What is a living systematic review?
A systematic review is a type of research study that systematically looks at (or reviews) all available evidence on a particular topic or question. It goes beyond just one study and combines information from many studies to give us a more complete picture. A systematic review also considers how included studies were conducted and assesses how much confidence we should have in the results.
When we want to know more about our health and factors that may influence our health, relying on results of a single study may not be enough to feel confident about what we know. That's why systematic reviews are important. They analyze evidence from all existing studies with relevant information to provide a comprehensive understanding of what we know and what we do not know. They also consider how studies are conducted and how relevant they are to real-world experiences of people.
A "living" systematic review is a type of systematic review that is regularly updated with new studies as they become available. Thus, the systematic review stays current by rapidly incorporating the latest evidence on the topic or question.

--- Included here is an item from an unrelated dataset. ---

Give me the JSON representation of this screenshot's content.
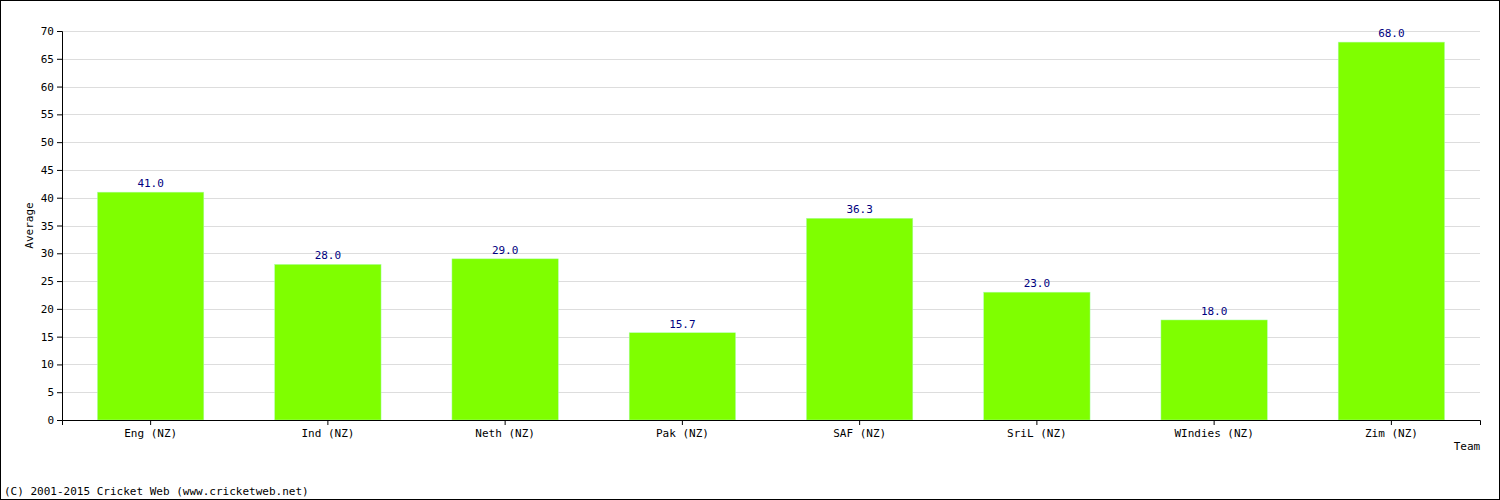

Living systematic reviews hold particular importance in rare diseases like scleroderma. Since rare diseases often have limited research and a smaller pool of studies available, regularly updating systematic reviews becomes even more important.
What are depression and anxiety?
Depressive and anxiety disorders are mental health conditions that affect our emotional well-being and daily functioning.
Symptoms of depression may include feelings of sadness or hopelessness, loss of interest in activities, changes in appetite or sleep patterns, and difficulty concentrating or making decisions. Symptoms of anxiety may include excessive worry, restlessness, irritability, muscle tension, and a sense of impending danger or panic.
To some degree, everyone experiences symptoms of depression and anxiety. They are normal human responses to life experiences and they can vary in intensity and duration for different people.
However, if these symptoms persist for an extended period and significantly impact our daily lives, they may be diagnosed by a professional as depressive or anxiety disorders. These disorders can interfere with our ability to function normally, maintain relationships, and find joy in life.
We are conducting a living systematic review to learn more about depression and anxiety in people with scleroderma. Our review looks at two research questions:
1. How common are depression and anxiety disorders in people with scleroderma (the prevalence)?
2. What personal (e.g., sex, age) and disease characteristics (e.g., scleroderma symptoms or overall disease severity) are associated with more symptoms of depression and anxiety?
We are updating our search on a monthly basis. This way, we can provide a summary of the most recent evidence on a regular basis.